Post remembers when Kellogg’s came to Keebler, the cookie and cracker company where he worked at the time, to ask that Keebler make a breakfast snack for the cereal giant. Post said the two companies collaborated on the product, with Keebler as the manufacturer and Kellogg’s as the marketer.
“It was an unusual, cooperative thing,” said Post. “We got along famously.”
Pop-Tarts were initially released in Cleveland, a test market, in 1963.
“They wanted 10,000 cases of each flavor. But it was such a success that we made 45,000 cases of each flavor,” he said. “The production was not enough. They ran out.”

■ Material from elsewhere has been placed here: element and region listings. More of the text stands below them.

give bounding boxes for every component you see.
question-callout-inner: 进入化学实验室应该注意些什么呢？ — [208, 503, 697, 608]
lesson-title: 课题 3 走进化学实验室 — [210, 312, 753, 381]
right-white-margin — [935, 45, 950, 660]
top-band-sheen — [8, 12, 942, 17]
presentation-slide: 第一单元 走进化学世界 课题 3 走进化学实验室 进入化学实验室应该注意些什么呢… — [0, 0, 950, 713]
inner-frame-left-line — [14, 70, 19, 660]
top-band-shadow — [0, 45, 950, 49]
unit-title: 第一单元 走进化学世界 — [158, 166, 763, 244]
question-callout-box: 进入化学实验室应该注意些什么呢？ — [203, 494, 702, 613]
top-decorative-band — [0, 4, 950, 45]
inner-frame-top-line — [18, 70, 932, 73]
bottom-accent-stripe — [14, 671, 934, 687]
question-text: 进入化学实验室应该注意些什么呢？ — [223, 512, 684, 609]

Now Pop-Tarts, owned by Kellanova, the business made up of Kellogg’s snacking brands, is on the cusp of becoming the company’s next billion-dollar product. In 2022, the toaster pastry brought in about $978 million in U.S. sales, according to Circana, a Chicago-based research firm. By October 2023, U.S. sales for the year were already at $985 million.

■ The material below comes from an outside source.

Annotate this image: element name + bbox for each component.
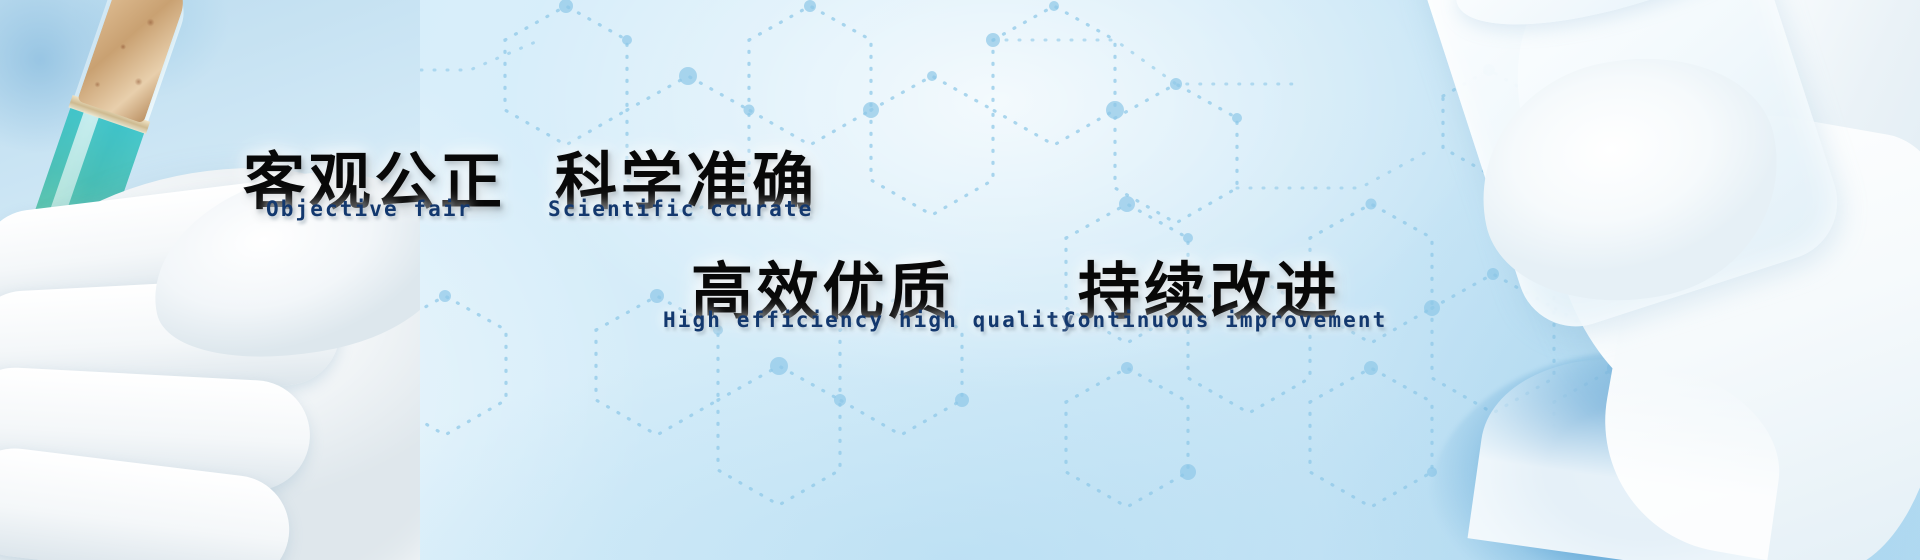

“The reality is we’re looking for that next billion and how we start to continue that wonderful journey,” said Oli Morton, the general manager of the portable wholesome snacks division at Kellanova. “We’re actually even more excited about how we go and close the next opportunity down and how we continue to be relevant.”

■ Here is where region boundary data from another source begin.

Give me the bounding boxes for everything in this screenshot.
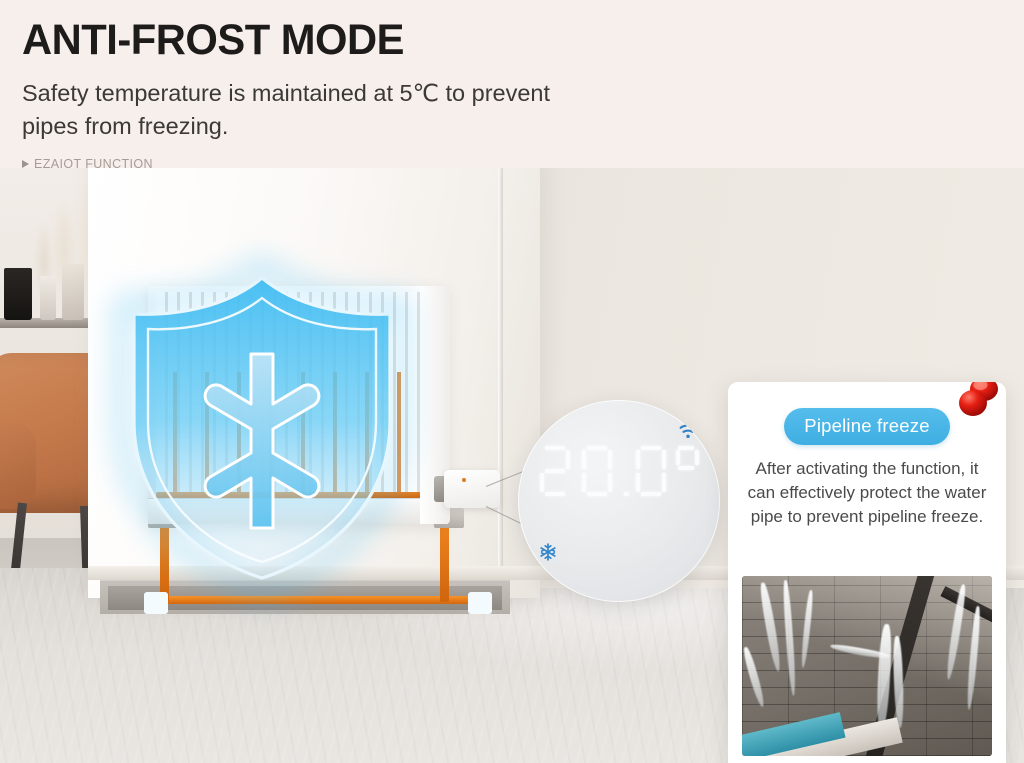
snowflake-icon: [538, 542, 558, 562]
status-badge: Pipeline freeze: [784, 408, 949, 445]
pipe-vertical-right: [440, 518, 449, 602]
page-subtitle: Safety temperature is maintained at 5℃ t…: [22, 77, 597, 142]
wall-edge: [498, 168, 503, 598]
led-decimal-point: [624, 492, 629, 496]
eyebrow-label: EZAIOT FUNCTION: [34, 157, 153, 171]
frozen-pipe-photo: [742, 576, 992, 756]
led-temperature-readout: [540, 446, 698, 534]
eyebrow: EZAIOT FUNCTION: [22, 157, 642, 171]
shield-graphic: [118, 272, 406, 584]
product-scene: Pipeline freeze After activating the fun…: [0, 168, 1024, 763]
valve-indicator-dot: [462, 478, 466, 482]
info-card-text: After activating the function, it can ef…: [744, 457, 990, 529]
thermostat-valve-head: [444, 470, 500, 508]
led-display-magnifier: [518, 400, 720, 602]
page-title: ANTI-FROST MODE: [22, 18, 623, 63]
led-digit: [582, 446, 612, 496]
shield-glow: [104, 258, 420, 598]
pushpin-icon: [954, 382, 1000, 426]
header: ANTI-FROST MODE Safety temperature is ma…: [22, 18, 642, 171]
led-digit: [540, 446, 570, 496]
wifi-icon: [678, 422, 698, 440]
info-card: Pipeline freeze After activating the fun…: [728, 382, 1006, 763]
led-degree-mark: [676, 446, 706, 496]
led-digit: [636, 446, 666, 496]
promo-banner: ANTI-FROST MODE Safety temperature is ma…: [0, 0, 1024, 763]
pipe-elbow-right: [468, 592, 492, 614]
triangle-right-icon: [22, 160, 29, 168]
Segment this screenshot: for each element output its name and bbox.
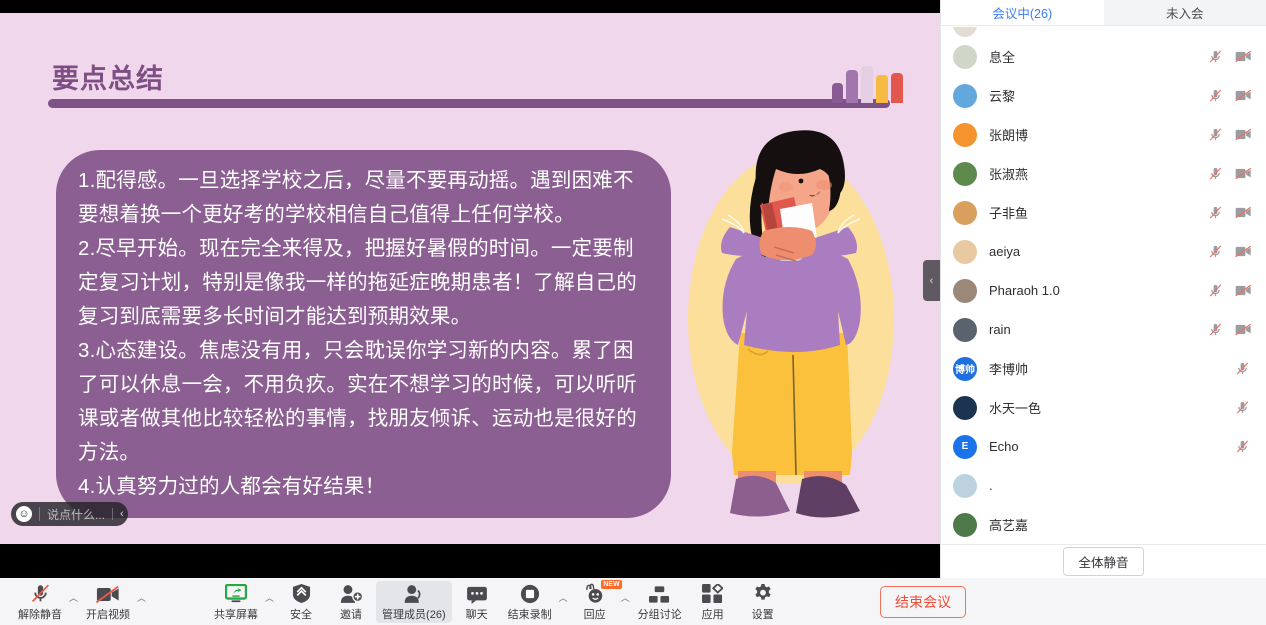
mic-off-icon[interactable]	[1208, 127, 1223, 142]
participant-name: .	[989, 478, 1250, 493]
mic-off-icon[interactable]	[1208, 283, 1223, 298]
toolbar-button-label: 结束录制	[508, 606, 552, 622]
avatar	[953, 45, 977, 69]
title-underline	[48, 99, 890, 108]
participant-status-icons	[1208, 283, 1250, 298]
participant-status-icons	[1235, 400, 1250, 415]
toolbar-button-label: 设置	[752, 606, 774, 622]
panel-collapse-handle[interactable]: ‹	[923, 260, 940, 301]
mic-off-icon[interactable]	[1208, 322, 1223, 337]
chevron-up-icon[interactable]: ︿	[559, 581, 568, 604]
gear-icon	[753, 583, 773, 604]
student-illustration	[676, 123, 906, 523]
share-screen-icon	[225, 583, 247, 604]
participant-row[interactable]: EEcho	[941, 427, 1266, 466]
participant-name: 云黎	[989, 86, 1208, 105]
camera-off-icon	[96, 583, 120, 604]
participants-panel-footer: 全体静音	[941, 544, 1266, 578]
partially-scrolled-avatar	[953, 27, 977, 37]
participants-panel: 会议中(26) 未入会 息全云黎张朗博张淑燕子非鱼aeiyaPharaoh 1.…	[940, 0, 1266, 578]
invite-user-icon	[340, 583, 363, 604]
toolbar-button-stop-record[interactable]: 结束录制	[502, 581, 558, 623]
participant-status-icons	[1208, 244, 1250, 259]
slide-paragraph-1: 1.配得感。一旦选择学校之后，尽量不要再动摇。遇到困难不要想着换一个更好考的学校…	[78, 164, 647, 232]
participant-row[interactable]: 张朗博	[941, 115, 1266, 154]
participant-row[interactable]: 张淑燕	[941, 154, 1266, 193]
toolbar-button-reaction[interactable]: NEW回应	[570, 581, 620, 623]
mic-off-icon[interactable]	[1208, 244, 1223, 259]
toolbar-button-chat[interactable]: 聊天	[452, 581, 502, 623]
mic-off-icon[interactable]	[1208, 49, 1223, 64]
toolbar-button-label: 开启视频	[86, 606, 130, 622]
avatar	[953, 162, 977, 186]
participant-status-icons	[1208, 205, 1250, 220]
toolbar-button-label: 管理成员(26)	[382, 606, 446, 622]
mic-off-icon[interactable]	[1208, 166, 1223, 181]
participant-name: 高艺嘉	[989, 515, 1250, 534]
slide-paragraph-4: 4.认真努力过的人都会有好结果！	[78, 470, 647, 504]
mic-off-icon[interactable]	[1208, 88, 1223, 103]
participant-status-icons	[1208, 166, 1250, 181]
camera-off-icon[interactable]	[1235, 88, 1250, 103]
participant-name: rain	[989, 322, 1208, 337]
divider	[39, 507, 40, 521]
camera-off-icon[interactable]	[1235, 244, 1250, 259]
avatar: 博帅	[953, 357, 977, 381]
avatar	[953, 201, 977, 225]
mic-off-icon[interactable]	[1208, 205, 1223, 220]
participants-icon	[402, 583, 425, 604]
participant-row[interactable]: rain	[941, 310, 1266, 349]
participant-status-icons	[1235, 439, 1250, 454]
meeting-window: 要点总结 1.配得感。一旦选择学校之后，尽量不要再动摇。遇到困难不要想着换一个更…	[0, 0, 1266, 625]
avatar	[953, 84, 977, 108]
toolbar-button-breakout[interactable]: 分组讨论	[632, 581, 688, 623]
toolbar-button-apps[interactable]: 应用	[688, 581, 738, 623]
stop-record-icon	[520, 583, 540, 604]
chevron-up-icon[interactable]: ︿	[69, 581, 78, 604]
participant-status-icons	[1208, 127, 1250, 142]
toolbar-button-label: 应用	[702, 606, 724, 622]
smiley-icon[interactable]: ☺	[16, 506, 32, 522]
chevron-left-icon: ‹	[930, 275, 934, 287]
avatar	[953, 279, 977, 303]
toolbar-button-mic-off[interactable]: 解除静音	[12, 581, 68, 623]
participant-name: aeiya	[989, 244, 1208, 259]
slide-paragraph-2: 2.尽早开始。现在完全来得及，把握好暑假的时间。一定要制定复习计划，特别是像我一…	[78, 232, 647, 334]
toolbar-button-label: 分组讨论	[638, 606, 682, 622]
avatar	[953, 240, 977, 264]
avatar	[953, 474, 977, 498]
slide-title: 要点总结	[52, 57, 164, 96]
chevron-up-icon[interactable]: ︿	[265, 581, 274, 604]
participant-status-icons	[1208, 88, 1250, 103]
participant-row[interactable]: 高艺嘉	[941, 505, 1266, 544]
avatar	[953, 318, 977, 342]
new-badge: NEW	[601, 580, 621, 589]
chat-icon	[466, 583, 488, 604]
tab-not-joined[interactable]: 未入会	[1104, 0, 1266, 25]
chevron-up-icon[interactable]: ︿	[137, 581, 146, 604]
toolbar-button-label: 回应	[584, 606, 606, 622]
toolbar-button-participants[interactable]: 管理成员(26)	[376, 581, 452, 623]
presentation-slide: 要点总结 1.配得感。一旦选择学校之后，尽量不要再动摇。遇到困难不要想着换一个更…	[0, 13, 940, 544]
mic-off-icon[interactable]	[1235, 439, 1250, 454]
mic-off-icon	[30, 583, 51, 604]
slide-chat-input[interactable]: ☺ 说点什么... ‹	[11, 502, 128, 526]
participant-row[interactable]: 息全	[941, 37, 1266, 76]
apps-icon	[702, 583, 723, 604]
chevron-up-icon[interactable]: ︿	[621, 581, 630, 604]
toolbar-button-label: 解除静音	[18, 606, 62, 622]
participant-status-icons	[1208, 322, 1250, 337]
participant-name: 子非鱼	[989, 203, 1208, 222]
participant-name: Pharaoh 1.0	[989, 283, 1208, 298]
meeting-toolbar: 解除静音︿开启视频︿ 共享屏幕︿安全邀请管理成员(26)聊天结束录制︿NEW回应…	[0, 578, 1266, 625]
toolbar-main-group: 共享屏幕︿安全邀请管理成员(26)聊天结束录制︿NEW回应︿分组讨论应用设置	[208, 581, 788, 623]
toolbar-button-invite-user[interactable]: 邀请	[326, 581, 376, 623]
toolbar-left-group: 解除静音︿开启视频︿	[0, 581, 148, 623]
mic-off-icon[interactable]	[1235, 400, 1250, 415]
camera-off-icon[interactable]	[1235, 166, 1250, 181]
shared-screen-area: 要点总结 1.配得感。一旦选择学校之后，尽量不要再动摇。遇到困难不要想着换一个更…	[0, 0, 940, 578]
participant-name: 李博帅	[989, 359, 1235, 378]
avatar	[953, 513, 977, 537]
avatar: E	[953, 435, 977, 459]
chat-placeholder: 说点什么...	[47, 506, 105, 523]
participant-row[interactable]: 水天一色	[941, 388, 1266, 427]
avatar	[953, 123, 977, 147]
participant-status-icons	[1235, 361, 1250, 376]
participant-name: 息全	[989, 47, 1208, 66]
participant-row[interactable]: aeiya	[941, 232, 1266, 271]
mic-off-icon[interactable]	[1235, 361, 1250, 376]
participant-status-icons	[1208, 49, 1250, 64]
bar-chart-decoration-icon	[832, 65, 896, 103]
participant-row[interactable]: 子非鱼	[941, 193, 1266, 232]
camera-off-icon[interactable]	[1235, 49, 1250, 64]
toolbar-button-label: 聊天	[466, 606, 488, 622]
participant-row[interactable]: .	[941, 466, 1266, 505]
tab-in-meeting[interactable]: 会议中(26)	[941, 0, 1104, 25]
chevron-left-icon[interactable]: ‹	[112, 508, 124, 520]
toolbar-button-share-screen[interactable]: 共享屏幕	[208, 581, 264, 623]
camera-off-icon[interactable]	[1235, 322, 1250, 337]
shield-icon	[292, 583, 311, 604]
toolbar-button-shield[interactable]: 安全	[276, 581, 326, 623]
end-meeting-button[interactable]: 结束会议	[880, 586, 966, 618]
toolbar-button-label: 安全	[290, 606, 312, 622]
participant-name: 张朗博	[989, 125, 1208, 144]
slide-paragraph-3: 3.心态建设。焦虑没有用，只会耽误你学习新的内容。累了困了可以休息一会，不用负疚…	[78, 334, 647, 470]
camera-off-icon[interactable]	[1235, 283, 1250, 298]
participant-row[interactable]: 博帅李博帅	[941, 349, 1266, 388]
camera-off-icon[interactable]	[1235, 127, 1250, 142]
participant-name: 张淑燕	[989, 164, 1208, 183]
participant-name: Echo	[989, 439, 1235, 454]
participant-row[interactable]: 云黎	[941, 76, 1266, 115]
toolbar-button-gear[interactable]: 设置	[738, 581, 788, 623]
participant-row[interactable]: Pharaoh 1.0	[941, 271, 1266, 310]
participant-name: 水天一色	[989, 398, 1235, 417]
participant-list[interactable]: 息全云黎张朗博张淑燕子非鱼aeiyaPharaoh 1.0rain博帅李博帅水天…	[941, 27, 1266, 544]
slide-body-card: 1.配得感。一旦选择学校之后，尽量不要再动摇。遇到困难不要想着换一个更好考的学校…	[56, 150, 671, 518]
toolbar-button-label: 共享屏幕	[214, 606, 258, 622]
mute-all-button[interactable]: 全体静音	[1063, 547, 1143, 576]
toolbar-button-label: 邀请	[340, 606, 362, 622]
panel-tab-bar: 会议中(26) 未入会	[941, 0, 1266, 26]
avatar	[953, 396, 977, 420]
toolbar-button-camera-off[interactable]: 开启视频	[80, 581, 136, 623]
breakout-icon	[649, 583, 670, 604]
camera-off-icon[interactable]	[1235, 205, 1250, 220]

One way the brand is trying to keep itself top of mind is the first annual Pop-Tarts Bowl on Dec. 28 in Orlando, Florida.
In October, the Kellogg Company split into two independent, publicly traded companies. Kellanova, which kept the “K” ticker symbol, is focused on snacks. W.K. Kellogg Co., which trades under the symbol “KLG,” runs Kellogg’s cereal brands.
In 2022, snacking brought in $7.5 billion, or 60%, of Kellogg’s sales. The company’s five snack brands in order of profitability are Pringles, Cheez-It, Pop-Tarts, Eggo and Rice Krispies Treats.
Robert Moskow, a food and agribusiness analyst for TD Cowen, said Pop-Tarts’ biggest competitors are “real” pastries, rather than similar products.
“There really haven’t been any other copycats that have had any success in the toaster pastry,” he said.
“I think that’s a testament to very consistent branding for the product,” he said.